On flawed poetry curriculum in grade school: a delayed response to Howe’s “The Virtues of Verse”

While reading Fanny Howe’s “The Virtues of Verse,” I had a slight flashback to a class conversation we had weeks ago, on the difficulties that seem to be almost inherent when teaching poetry to children and teenagers.

One of the difficulties we talked about is the limited access most children have to a variety of poetry. Most of us recalled only really having been exposed to Shel Silverstein in our early elementary school days. Although I am now remembering the thin paperback collections of some of the “great” poets (Emily Dickinson, Robert Frost, Lewis Carroll, etc.) that my mom gifted me once, they didn’t immediately stick out in my head, and besides learning how to read the poems out loud in different ways, I don’t think that my young self knew all that much of how to make use of them.

This is the bud of one of the reasons why Howe’s essay excited me. Constructing her piece in a lineated, “poetic” form, she advocated a teaching method where the instructor would have children lineate any or all class writing pieces, similar to how her essay was. This way, they would be able to learn about the relations that can exist between sentences and single words by applying the care of line breakage to writings such as essays and other small, more typically prose-like exercises. The idea is beautiful, in that it aims to instill an appreciation for one of the most markedly “poetic” elements of poetry, without forcing children to read any poems against their own will.
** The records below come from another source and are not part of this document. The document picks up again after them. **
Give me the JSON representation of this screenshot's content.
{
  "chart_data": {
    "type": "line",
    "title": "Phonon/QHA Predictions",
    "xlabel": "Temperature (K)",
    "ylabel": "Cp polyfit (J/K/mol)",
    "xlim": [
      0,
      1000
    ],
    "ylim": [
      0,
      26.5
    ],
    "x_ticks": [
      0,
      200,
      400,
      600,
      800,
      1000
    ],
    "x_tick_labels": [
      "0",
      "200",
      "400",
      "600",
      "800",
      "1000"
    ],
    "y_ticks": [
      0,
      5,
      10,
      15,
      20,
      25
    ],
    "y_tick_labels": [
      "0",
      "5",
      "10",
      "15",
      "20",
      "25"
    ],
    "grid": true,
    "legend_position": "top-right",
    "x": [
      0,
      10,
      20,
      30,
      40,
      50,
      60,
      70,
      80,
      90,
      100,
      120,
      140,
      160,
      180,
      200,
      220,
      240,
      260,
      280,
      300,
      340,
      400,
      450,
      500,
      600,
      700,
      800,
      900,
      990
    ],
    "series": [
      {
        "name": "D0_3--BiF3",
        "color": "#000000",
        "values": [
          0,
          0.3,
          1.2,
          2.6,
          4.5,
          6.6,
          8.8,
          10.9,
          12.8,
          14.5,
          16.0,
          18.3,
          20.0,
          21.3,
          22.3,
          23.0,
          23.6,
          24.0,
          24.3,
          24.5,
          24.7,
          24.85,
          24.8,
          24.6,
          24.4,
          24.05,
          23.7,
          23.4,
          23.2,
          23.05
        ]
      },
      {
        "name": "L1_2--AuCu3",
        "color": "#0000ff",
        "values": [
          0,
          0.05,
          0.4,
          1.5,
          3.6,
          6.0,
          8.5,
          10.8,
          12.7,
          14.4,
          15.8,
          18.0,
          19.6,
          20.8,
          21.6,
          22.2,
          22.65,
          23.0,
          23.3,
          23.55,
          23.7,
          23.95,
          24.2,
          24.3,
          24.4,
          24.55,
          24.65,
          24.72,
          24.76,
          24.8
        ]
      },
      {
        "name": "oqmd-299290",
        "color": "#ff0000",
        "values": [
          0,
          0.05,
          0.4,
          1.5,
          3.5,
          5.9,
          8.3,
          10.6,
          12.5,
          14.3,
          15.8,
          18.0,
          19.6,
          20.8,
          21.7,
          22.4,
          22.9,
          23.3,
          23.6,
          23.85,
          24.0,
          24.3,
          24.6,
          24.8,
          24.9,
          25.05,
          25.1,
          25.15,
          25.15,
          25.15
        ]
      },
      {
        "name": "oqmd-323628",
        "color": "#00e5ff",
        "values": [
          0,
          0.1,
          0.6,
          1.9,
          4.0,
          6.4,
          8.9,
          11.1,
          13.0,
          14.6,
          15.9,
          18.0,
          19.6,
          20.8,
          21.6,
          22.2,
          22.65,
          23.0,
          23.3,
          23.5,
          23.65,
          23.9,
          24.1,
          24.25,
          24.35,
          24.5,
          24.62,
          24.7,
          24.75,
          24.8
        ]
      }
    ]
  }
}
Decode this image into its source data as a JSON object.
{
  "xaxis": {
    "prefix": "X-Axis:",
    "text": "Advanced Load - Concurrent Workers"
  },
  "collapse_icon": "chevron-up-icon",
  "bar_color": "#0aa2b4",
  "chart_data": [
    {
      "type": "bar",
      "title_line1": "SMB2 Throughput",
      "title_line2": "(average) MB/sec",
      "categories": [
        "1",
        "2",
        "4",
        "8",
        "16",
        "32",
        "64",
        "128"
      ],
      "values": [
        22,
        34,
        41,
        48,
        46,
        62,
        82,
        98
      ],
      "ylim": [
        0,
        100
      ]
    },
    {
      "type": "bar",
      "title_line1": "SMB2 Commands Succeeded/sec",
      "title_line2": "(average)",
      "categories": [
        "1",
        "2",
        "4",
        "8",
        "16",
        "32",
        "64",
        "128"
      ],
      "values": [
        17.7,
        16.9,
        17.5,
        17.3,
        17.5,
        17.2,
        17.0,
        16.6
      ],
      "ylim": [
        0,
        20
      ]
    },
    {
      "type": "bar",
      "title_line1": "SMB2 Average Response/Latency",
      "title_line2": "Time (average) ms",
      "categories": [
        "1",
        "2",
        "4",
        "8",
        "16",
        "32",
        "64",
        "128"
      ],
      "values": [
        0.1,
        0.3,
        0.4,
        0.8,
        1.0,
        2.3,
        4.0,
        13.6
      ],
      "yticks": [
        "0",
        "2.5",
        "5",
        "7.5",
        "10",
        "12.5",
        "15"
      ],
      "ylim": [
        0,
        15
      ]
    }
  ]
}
When these kids later encounter poetry in other settings, some of this care and thought would unavoidably remain somewhere in the back of their minds

The other overarching problem we talked a bit about in our class conversation was how the pieces of canonical poetry that are required to be taught in grade, middle, and high schools aren’t necessarily accessible or helpful to students. All too often, they seem to cause kids to rule out poetry writing as something that could ever be for them. These required “greats” are also entirely unrepresentative of what contemporary poetry—the living, growing part of poetry—looks like these days. Even if kids did feel inspired with some of the poetry prescribed in classes, they may still not be able to access or interact with the ongoing conversation. Howe’s idea could also help with this issue because of its focus on line breaks. I feel like without anything else to grab onto, I always focused on the language and diction of poems in high school, which kind of alienated me from the craft itself.

Even if teachers could somehow tilt or guide focus in poetry curriculum to a facet like line breakage, I feel like this could help to bring the youth into poetry in a more welcoming way.